Unlike the moving party in AIU Insurance, the record before this Court demonstrates that Plaintiff raised the issue of the supplemental production with opposing counsel during only one telephone call, during which Defendant's counsel stated that he would consider the request. See Solum Decl., ¶ 10, Ex. G. Thereafter, on each day for the next three days, Defendant's counsel attempted to call Plaintiff's counsel, but could not reach him. See id., ¶ 11, Ex. H; Def.'s Mem. at 2, 6. Defendant's counsel also stated in a letter to the Court that it "remain[s] willing to discuss the matter with Abeles in a meet-and-confer." See DE 48 at 5. Without returning any telephone calls from Defendant's counsel, Plaintiff filed the Cross-Motion on January 23, 2008 to compel the Supplemental Production. See DE 50. However, had Plaintiff's counsel returned any of these calls, he would have learned that Defendant produced the requested documents on the same day. See Solum Decl., ¶ 11, Ex J; Def.'s Mem. at 2-3.
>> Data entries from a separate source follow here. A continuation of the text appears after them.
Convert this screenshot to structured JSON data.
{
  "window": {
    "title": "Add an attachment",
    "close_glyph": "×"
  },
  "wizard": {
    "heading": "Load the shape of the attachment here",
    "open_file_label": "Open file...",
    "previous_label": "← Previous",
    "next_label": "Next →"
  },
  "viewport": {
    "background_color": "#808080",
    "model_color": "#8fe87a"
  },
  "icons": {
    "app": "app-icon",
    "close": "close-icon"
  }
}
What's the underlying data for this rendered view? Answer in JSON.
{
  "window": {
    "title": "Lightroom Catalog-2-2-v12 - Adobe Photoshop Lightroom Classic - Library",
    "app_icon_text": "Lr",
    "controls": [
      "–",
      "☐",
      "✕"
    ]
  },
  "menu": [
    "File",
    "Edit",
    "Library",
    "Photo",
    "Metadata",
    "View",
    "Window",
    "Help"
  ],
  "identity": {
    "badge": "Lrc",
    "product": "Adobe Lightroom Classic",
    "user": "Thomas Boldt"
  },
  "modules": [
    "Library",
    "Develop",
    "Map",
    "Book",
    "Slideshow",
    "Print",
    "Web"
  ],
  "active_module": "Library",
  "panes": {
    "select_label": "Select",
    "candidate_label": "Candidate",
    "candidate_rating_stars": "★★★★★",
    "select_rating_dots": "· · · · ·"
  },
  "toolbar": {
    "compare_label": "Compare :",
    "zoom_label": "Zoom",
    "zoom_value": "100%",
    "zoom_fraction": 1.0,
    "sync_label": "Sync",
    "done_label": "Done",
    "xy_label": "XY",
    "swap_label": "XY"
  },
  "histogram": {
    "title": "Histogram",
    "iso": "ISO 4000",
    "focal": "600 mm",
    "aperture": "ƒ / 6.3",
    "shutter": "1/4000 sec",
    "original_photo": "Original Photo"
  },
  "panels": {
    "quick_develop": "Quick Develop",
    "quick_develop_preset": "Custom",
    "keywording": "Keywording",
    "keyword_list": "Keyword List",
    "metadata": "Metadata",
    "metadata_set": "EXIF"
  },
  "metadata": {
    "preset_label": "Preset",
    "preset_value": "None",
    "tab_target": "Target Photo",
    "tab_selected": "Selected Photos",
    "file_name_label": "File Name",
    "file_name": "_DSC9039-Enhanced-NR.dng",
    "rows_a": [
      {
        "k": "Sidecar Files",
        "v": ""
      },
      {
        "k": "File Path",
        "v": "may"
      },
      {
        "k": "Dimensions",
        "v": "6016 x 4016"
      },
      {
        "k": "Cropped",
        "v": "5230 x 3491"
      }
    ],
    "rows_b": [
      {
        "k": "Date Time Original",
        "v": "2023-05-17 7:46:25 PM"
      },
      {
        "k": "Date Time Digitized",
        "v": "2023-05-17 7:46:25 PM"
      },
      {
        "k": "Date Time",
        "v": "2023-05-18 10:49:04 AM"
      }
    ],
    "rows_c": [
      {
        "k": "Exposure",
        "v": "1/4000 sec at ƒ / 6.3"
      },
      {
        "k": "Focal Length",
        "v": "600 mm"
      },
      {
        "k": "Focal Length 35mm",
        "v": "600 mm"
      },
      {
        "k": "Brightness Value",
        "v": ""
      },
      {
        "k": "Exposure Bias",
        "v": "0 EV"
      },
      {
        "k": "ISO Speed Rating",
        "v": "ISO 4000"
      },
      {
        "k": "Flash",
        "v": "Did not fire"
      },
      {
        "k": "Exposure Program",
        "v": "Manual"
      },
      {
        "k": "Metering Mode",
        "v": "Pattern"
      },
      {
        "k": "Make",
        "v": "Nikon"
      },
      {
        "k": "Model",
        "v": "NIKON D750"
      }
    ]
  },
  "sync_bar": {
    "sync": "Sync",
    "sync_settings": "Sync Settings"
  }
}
Thus the AIU Insurance decision does not constitute case law which the Court overlooked in its September 29 Order. To the contrary, when read in full, AIU Insurance further supports the Court's decision to impose sanctions. Moreover, the instant motion seeks to re-litigate the parties' unproductive discovery efforts, which this Court previously considered before issuing the September 29 Order. See Sept. 29 Order at 3-5; see also Shrader, 70 F.3d at 257 ("[A] motion to reconsider should not be granted where the moving party seeks solely to relitigate an issue already decided."); Tufo's Wholesale Dairy, Inc. v. CNA Fin. Corp., No. 03 Civ. 10175, 2005 WL 3311997, at *3 (S.D.N.Y. Dec. 5, 2005) (denying defendant's motion for reconsideration where movant did not offer new data for the Court to consider but merely sought to relitigate issues decided in a previous decision).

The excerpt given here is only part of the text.